Memphis: Greg Garcia – 441 plate appearances – .272/.358/.382/.740, 8 HR, 40 RBI, 96 wRC+
Springfield: Breyvic Valera – 247 plate appearances – .286/.329/.339/.668, 0 HR, 20 RBI, 93 wRC+
Palm Beach: Mason Katz – 183 plate appearances – .276/.341/.442/.782, 6 HR, 28 RBI, 123 wRC+
Peoria: Richy Pedroza – 296 plate appearances – .239/.318/.349/.668, 1 HR, 27 RBI, 93 wRC+
State College: Darren Seferina – 219 plate appearances – .294/.358/.366/.724, 0 HR, 9 RBI, 115 wRC+
Johnson City: Casey Turgeon – 272 plate appearances – .306/.428/.446/.874, 4 HR, 26 RBI, 156 wRC+
GCL Cards: Malik Collymore – 201 plate appearances – .333/.403/.480/.883, 1 HR, 34 RBI, 154 wRC+
DSL Cards: Luis Flores – 235 plate appearances – .217/.258/.281/.539, 2 HR, 12 RBI, 60 wRC+
While Seferina and Katz had strong years, it is obvious the front-runners are Turgeon and Collymore. If we were looking at this from a prospect point of view, the obvious pick would be Collymore, who is 2 plus years younger than Turgeon, but played at just one level below the University of Florida product. When deciding between two players, my first instinct is to look at the wRC+ as that gives you a good overview of how well they played during the season. In this case, Turgeon edges Collymore by just two percentage points. To break it down even further, Turgeon has the OBP advantage, but Collymore the SLG. A big difference that I found was in their walk/strikeout rates. Turgeon had an impressive 1.27 BB/K rate, while Collymore was at 0.42. Again, that could be a product of the fact that Turgeon was +0.8 age difference and Collymore was -0.6.

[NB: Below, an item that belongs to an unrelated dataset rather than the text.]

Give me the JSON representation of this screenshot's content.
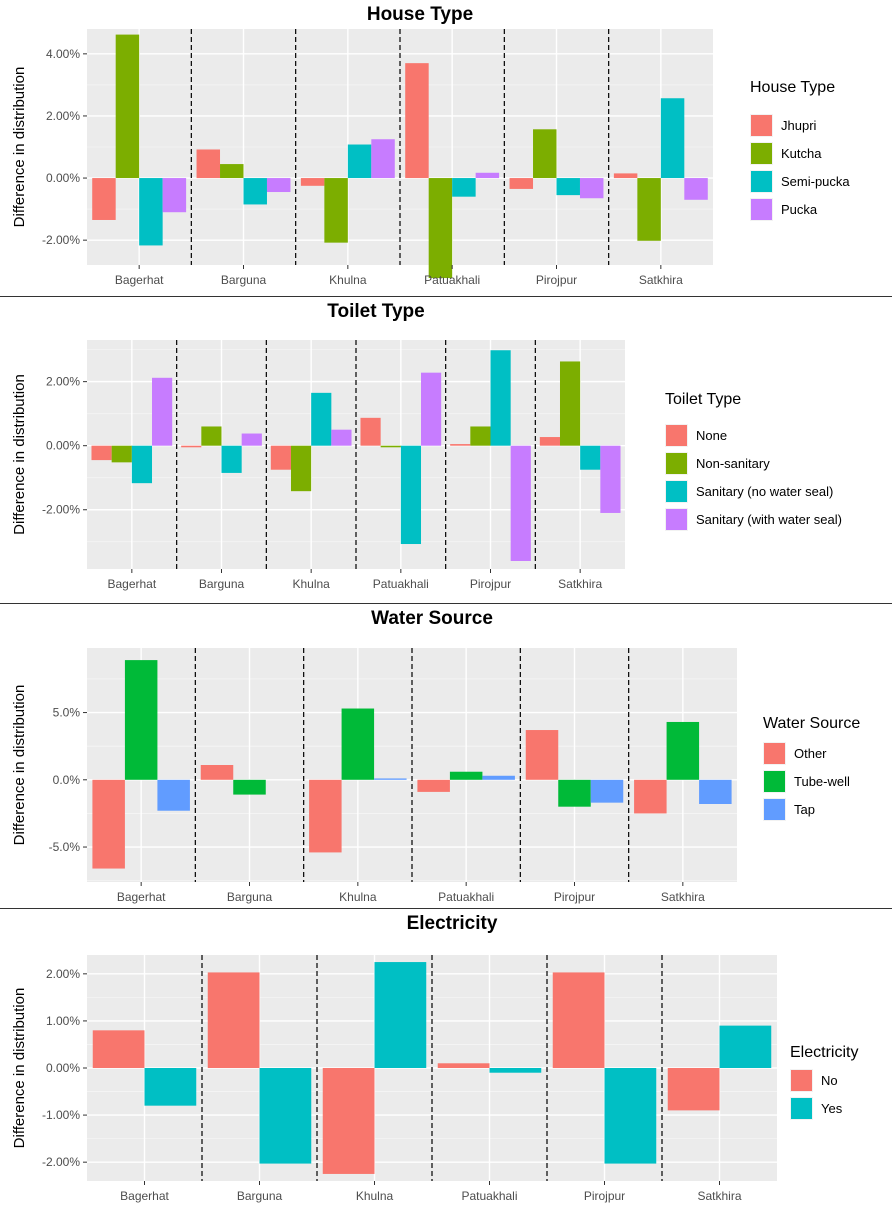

I have selected Casey Turgeon as the All-Organization Team Second Baseman. He had an impressive season regardless of his age and was selected to the 2014 Appalachian League All-Star Team. In the end, his better wRC+ (however miniscule) and his impressive strike zone command made him my choice. To be mentioned as a prospect, the 22-year old Turgeon would have to begin the 2015 season with the Peoria Chiefs or Palm Beach Cardinals as an everyday player. Another stop at a short-season club would further delay his advancement and would give us some thoughts as to what the organization thinks about him. I would not count him out.
2015 will be a transition year for the second base position. Mason Katz will likely be moving to the catching position (which could open up a spot for Turgeon at Palm Beach) and Greg Garcia could find himself in St. Louis (although I am betting against that). Breyvic Valera should have a full season at Double-A Springfield, in which he should see a bounce back. A couple of these players (Seferina, Collymore) could see position changes. While there may not be a lot of star potential at the second base position, you have to like the depth as it is now. We will see how much position tinkering the club does with these players.